Avrupa Yeşim Mutabakatı’nda yer verilen Sınırda Karbon Düzenleme Mekanizması ve Emisyon Ticaret Sistemi ile ilgili olarak Başkan Tekin, şunları söyledi: “Tekstil, hazır giyim ve konfeksiyon 2023’te sınırda karbon vergisi uygulanacak sektörler arasında yer almıyor. Büyük ihtimalle 2026 yılında listeye eklenebileceği öngörülüyor. Sınırda karbon vergisinin ton başına 30-50 avro olarak düzenleneceği var sayılıyor. Bu uygulamanın sektörümüze yıllık 150-190 milyon avro düzeyinde ek maliyet getirmesi söz konusu olacak. Avrupa Komisyonu, karbon ayak izi hesaplamalarında üretim öncesi, üretim ve tüketim süreçlerini bütüncül bir yaklaşımla ele alıyor. Dolayısıyla tekstil ham maddeleri üretimi sırasında yoğun enerji tüketilmesi, hazır giyim ve konfeksiyon sektörünü de etkileyecek. Bu çerçevede 2026 yılına kadar olan süreyi çok iyi değerlendirerek yaptırımlar devre alınmadan üretim altyapımızı belirlenen kriterlere uygun hale getirmemiz gerekiyor. Sektörümüzün karbon salımının ölçülmesi ve düzenli olarak raporlanması için güçlü bir sistem kurmamız bir tercih değil zorunluluk olarak öne çıkıyor. Yeni yatırımlarda Avrupa Yeşil Mutabakatı hedeflerini ve karbon salım oranlarını göz önünde bulundurmalı, modern teknolojiler kullanarak karbon salımını, enerji tüketimini ve atık miktarını azaltmalıyız. Üretim süreçlerinde sürdürülebilir ve geri dönüştürülebilir malzemelerin kullanımına yoğunlaşmalıyız. Üretim ve dağıtım süreçlerinde de yenilenebilir enerjiyi tercih etmeliyiz.”

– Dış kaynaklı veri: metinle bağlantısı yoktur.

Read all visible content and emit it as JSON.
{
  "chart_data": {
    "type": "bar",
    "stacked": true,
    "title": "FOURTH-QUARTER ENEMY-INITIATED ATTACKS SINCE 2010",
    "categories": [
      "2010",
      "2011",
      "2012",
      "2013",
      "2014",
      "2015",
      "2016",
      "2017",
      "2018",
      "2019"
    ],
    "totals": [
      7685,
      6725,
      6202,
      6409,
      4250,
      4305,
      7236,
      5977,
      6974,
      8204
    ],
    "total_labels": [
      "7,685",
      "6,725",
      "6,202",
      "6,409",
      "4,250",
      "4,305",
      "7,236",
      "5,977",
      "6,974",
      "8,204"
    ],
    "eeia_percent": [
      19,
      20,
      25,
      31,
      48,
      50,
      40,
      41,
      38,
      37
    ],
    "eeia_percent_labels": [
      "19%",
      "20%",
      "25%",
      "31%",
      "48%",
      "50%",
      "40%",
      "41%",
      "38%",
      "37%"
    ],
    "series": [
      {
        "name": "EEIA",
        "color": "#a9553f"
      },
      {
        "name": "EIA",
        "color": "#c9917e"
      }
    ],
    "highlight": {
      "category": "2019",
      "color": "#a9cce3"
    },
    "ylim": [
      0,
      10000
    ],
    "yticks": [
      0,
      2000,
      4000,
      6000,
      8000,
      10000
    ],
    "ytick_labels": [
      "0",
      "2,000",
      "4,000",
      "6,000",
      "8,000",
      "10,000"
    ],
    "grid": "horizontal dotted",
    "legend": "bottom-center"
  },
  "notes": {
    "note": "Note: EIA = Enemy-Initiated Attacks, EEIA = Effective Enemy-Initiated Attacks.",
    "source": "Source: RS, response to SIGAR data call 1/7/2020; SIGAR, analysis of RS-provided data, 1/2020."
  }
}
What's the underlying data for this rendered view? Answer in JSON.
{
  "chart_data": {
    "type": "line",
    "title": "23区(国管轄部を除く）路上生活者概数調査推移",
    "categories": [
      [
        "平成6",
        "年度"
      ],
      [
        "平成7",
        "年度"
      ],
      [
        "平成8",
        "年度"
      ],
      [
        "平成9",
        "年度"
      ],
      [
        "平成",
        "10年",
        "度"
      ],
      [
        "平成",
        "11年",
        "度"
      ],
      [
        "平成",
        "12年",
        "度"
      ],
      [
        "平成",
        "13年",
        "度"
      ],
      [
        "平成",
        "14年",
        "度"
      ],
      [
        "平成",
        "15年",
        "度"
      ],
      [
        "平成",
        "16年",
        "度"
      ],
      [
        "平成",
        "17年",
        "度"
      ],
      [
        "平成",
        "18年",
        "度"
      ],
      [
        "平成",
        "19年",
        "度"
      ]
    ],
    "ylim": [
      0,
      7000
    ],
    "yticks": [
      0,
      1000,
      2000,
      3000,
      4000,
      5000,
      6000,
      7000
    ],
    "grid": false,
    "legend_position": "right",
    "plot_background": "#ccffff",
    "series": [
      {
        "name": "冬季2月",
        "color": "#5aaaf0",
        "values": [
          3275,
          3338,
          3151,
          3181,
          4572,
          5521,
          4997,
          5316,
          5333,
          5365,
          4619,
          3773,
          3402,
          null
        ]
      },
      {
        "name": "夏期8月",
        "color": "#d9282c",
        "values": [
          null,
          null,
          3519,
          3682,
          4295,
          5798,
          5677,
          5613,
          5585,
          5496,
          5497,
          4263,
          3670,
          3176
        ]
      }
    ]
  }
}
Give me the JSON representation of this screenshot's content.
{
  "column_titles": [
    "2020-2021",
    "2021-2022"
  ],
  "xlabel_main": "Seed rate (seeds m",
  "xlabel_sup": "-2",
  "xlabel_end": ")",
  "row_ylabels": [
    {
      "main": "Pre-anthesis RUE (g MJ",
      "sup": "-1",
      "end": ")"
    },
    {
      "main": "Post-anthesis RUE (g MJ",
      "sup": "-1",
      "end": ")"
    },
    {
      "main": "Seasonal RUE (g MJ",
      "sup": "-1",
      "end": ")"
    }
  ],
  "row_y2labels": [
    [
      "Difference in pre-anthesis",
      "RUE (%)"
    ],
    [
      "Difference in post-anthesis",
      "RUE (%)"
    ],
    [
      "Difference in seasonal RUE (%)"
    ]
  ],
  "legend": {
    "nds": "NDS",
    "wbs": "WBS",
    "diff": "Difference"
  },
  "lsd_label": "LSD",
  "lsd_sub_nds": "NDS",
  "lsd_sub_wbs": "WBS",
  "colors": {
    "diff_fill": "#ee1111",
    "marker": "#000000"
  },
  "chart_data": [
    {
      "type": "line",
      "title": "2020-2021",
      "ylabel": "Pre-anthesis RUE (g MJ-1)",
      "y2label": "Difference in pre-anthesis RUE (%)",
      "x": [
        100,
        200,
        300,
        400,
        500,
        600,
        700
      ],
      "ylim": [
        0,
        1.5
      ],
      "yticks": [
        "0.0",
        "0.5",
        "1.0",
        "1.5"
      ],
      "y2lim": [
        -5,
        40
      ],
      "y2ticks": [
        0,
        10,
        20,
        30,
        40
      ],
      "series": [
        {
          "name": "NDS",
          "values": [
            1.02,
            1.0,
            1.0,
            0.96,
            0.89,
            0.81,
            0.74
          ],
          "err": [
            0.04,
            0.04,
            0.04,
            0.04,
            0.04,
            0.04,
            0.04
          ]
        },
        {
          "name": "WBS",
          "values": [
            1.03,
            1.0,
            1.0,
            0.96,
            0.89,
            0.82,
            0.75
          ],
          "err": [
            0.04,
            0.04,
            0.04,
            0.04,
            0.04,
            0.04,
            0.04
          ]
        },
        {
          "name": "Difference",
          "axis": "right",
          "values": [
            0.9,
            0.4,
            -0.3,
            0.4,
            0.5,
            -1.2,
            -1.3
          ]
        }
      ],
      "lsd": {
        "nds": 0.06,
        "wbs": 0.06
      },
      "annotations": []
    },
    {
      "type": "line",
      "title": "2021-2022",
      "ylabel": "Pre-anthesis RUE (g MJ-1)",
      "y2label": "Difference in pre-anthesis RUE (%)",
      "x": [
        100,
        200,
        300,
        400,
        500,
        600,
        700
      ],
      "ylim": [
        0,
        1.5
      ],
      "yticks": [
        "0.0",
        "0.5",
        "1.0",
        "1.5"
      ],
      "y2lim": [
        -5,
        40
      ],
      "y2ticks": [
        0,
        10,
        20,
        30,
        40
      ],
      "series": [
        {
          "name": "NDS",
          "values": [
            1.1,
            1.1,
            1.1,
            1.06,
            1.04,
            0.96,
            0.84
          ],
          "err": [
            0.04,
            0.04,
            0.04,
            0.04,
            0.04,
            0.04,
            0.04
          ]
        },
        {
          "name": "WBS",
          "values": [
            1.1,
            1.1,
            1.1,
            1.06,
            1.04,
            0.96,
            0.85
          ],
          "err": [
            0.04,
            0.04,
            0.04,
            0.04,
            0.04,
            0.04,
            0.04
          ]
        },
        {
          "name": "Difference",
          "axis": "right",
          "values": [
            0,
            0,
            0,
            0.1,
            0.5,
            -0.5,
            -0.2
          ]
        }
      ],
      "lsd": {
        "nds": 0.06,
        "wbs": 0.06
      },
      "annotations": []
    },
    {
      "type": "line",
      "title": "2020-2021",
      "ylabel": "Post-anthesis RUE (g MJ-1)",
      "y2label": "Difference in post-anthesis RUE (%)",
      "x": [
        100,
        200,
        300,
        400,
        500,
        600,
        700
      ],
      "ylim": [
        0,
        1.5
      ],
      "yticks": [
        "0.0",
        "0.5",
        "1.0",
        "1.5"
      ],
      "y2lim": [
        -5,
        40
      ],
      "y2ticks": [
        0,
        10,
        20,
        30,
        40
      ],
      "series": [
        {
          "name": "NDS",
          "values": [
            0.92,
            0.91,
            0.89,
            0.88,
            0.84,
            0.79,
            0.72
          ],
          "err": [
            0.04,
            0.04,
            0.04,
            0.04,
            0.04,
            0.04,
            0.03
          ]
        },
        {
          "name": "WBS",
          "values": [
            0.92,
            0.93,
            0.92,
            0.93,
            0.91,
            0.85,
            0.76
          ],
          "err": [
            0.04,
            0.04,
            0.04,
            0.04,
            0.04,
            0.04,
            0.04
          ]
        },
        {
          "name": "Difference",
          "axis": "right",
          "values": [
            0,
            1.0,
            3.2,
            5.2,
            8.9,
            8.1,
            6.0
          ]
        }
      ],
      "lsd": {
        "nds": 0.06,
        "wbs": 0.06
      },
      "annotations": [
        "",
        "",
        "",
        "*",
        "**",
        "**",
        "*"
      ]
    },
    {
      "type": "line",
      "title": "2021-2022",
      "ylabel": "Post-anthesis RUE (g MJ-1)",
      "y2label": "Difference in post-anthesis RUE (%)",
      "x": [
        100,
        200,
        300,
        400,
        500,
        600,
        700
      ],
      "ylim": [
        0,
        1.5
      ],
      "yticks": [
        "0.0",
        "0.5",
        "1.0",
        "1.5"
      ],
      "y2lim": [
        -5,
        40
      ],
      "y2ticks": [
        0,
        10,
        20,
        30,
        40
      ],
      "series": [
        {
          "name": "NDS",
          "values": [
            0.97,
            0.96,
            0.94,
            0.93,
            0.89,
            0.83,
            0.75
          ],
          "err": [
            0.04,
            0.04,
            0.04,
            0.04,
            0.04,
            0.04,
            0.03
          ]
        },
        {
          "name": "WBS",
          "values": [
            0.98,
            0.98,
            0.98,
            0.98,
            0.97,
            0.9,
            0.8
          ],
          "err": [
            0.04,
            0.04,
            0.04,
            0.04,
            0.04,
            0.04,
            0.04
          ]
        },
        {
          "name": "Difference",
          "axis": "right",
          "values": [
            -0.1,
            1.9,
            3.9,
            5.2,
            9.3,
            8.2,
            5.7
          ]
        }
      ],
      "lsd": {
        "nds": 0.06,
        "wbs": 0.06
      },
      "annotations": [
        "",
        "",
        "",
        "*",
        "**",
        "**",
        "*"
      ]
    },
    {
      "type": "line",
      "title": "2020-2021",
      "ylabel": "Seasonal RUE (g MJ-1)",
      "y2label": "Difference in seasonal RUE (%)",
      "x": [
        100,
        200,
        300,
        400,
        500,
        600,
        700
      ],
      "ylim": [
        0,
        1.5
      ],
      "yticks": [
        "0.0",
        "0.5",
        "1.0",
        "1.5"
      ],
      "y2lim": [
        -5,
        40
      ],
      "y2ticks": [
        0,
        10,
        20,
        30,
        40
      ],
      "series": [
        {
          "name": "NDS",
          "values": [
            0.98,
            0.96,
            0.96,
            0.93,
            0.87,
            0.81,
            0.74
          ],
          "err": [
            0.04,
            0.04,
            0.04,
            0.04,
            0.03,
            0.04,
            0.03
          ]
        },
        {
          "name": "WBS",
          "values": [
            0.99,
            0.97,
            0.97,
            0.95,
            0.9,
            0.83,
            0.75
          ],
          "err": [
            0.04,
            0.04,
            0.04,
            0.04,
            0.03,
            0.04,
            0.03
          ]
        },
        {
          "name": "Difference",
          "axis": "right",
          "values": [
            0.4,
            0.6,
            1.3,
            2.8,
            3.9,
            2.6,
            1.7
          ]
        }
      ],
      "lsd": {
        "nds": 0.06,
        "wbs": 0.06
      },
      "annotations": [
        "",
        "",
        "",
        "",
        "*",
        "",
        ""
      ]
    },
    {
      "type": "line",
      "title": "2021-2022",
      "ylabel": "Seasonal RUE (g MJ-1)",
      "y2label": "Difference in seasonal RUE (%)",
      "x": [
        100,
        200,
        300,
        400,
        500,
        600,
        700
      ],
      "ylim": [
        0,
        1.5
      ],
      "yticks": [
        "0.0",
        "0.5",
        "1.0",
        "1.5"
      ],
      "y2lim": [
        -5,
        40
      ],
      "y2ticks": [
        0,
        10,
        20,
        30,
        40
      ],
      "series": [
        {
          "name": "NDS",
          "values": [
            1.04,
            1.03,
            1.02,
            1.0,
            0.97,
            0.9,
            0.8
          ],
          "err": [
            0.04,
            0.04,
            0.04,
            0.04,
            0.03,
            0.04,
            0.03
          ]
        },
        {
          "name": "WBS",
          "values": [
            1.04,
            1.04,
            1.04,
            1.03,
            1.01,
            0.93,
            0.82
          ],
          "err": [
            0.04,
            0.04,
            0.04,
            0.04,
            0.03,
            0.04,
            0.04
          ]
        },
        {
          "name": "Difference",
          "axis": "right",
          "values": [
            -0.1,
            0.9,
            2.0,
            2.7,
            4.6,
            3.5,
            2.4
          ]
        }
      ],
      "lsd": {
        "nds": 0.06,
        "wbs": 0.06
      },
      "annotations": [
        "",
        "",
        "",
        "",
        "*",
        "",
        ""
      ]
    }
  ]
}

‘Sektörel Kümelenme Projesi ile üyelerimizin rekabet gücü artacak’
AHKİB’in gündemindeki bir başka konu başlığının rekabetçiliğin güçlendirilmesi olduğunu aktaran Başkan Gürkan Tekin, Ticaret Bakanlığı tarafından desteklenen ve Akdeniz İhracatçı Birlikleri (AKİB) koordinasyonunda hazır giyim ve konfeksiyon firmalarına yönelik Sektörel Kümelenme Projesi’ni de hayata geçirileceklerini açıkladı. Hazır giyim ve konfeksiyon firmalarının uluslararası pazarlarda rekabet güçlerinin artırılması ve sürdürülebilir ihracat hedeflerine ulaşması amacıyla başlattıkları projenin üç yıl süreyle devam edeceğini ve başvuruların 25 Ağustos tarihine kadar yapılabileceğini kaydeden Başkan Tekin, URGE projesi ile üye firmalara ihtiyaç analizinden eğitim ve danışmanlık faaliyetlerine, B2B görüşmelerinden uluslararası fuar ve iş gezilerine kadar geniş bir yelpazede destek vererek bölgenin ihracatını daha da artırmak için çalışacaklarını ifade etti.
AHKİB’in temmuz ayı ihracatına da değinen Başkan Tekin, söz konusu dönemde 58 bin 532 bin ton ürünü değerlendirerek 30 milyon dolarlık dış satım geliri elde ettiklerini açıkladı. En çok ihraç edilen ürünlerde bayan dış giyim, bay dış giyim ve diğer hazır eşyanın öne çıktığını ifade eden Başkan Tekin, temmuz ayında en fazla ihracatı İspanya, Hollanda ve Almanya’ya gerçekleştirdiklerini sözlerine ekledi.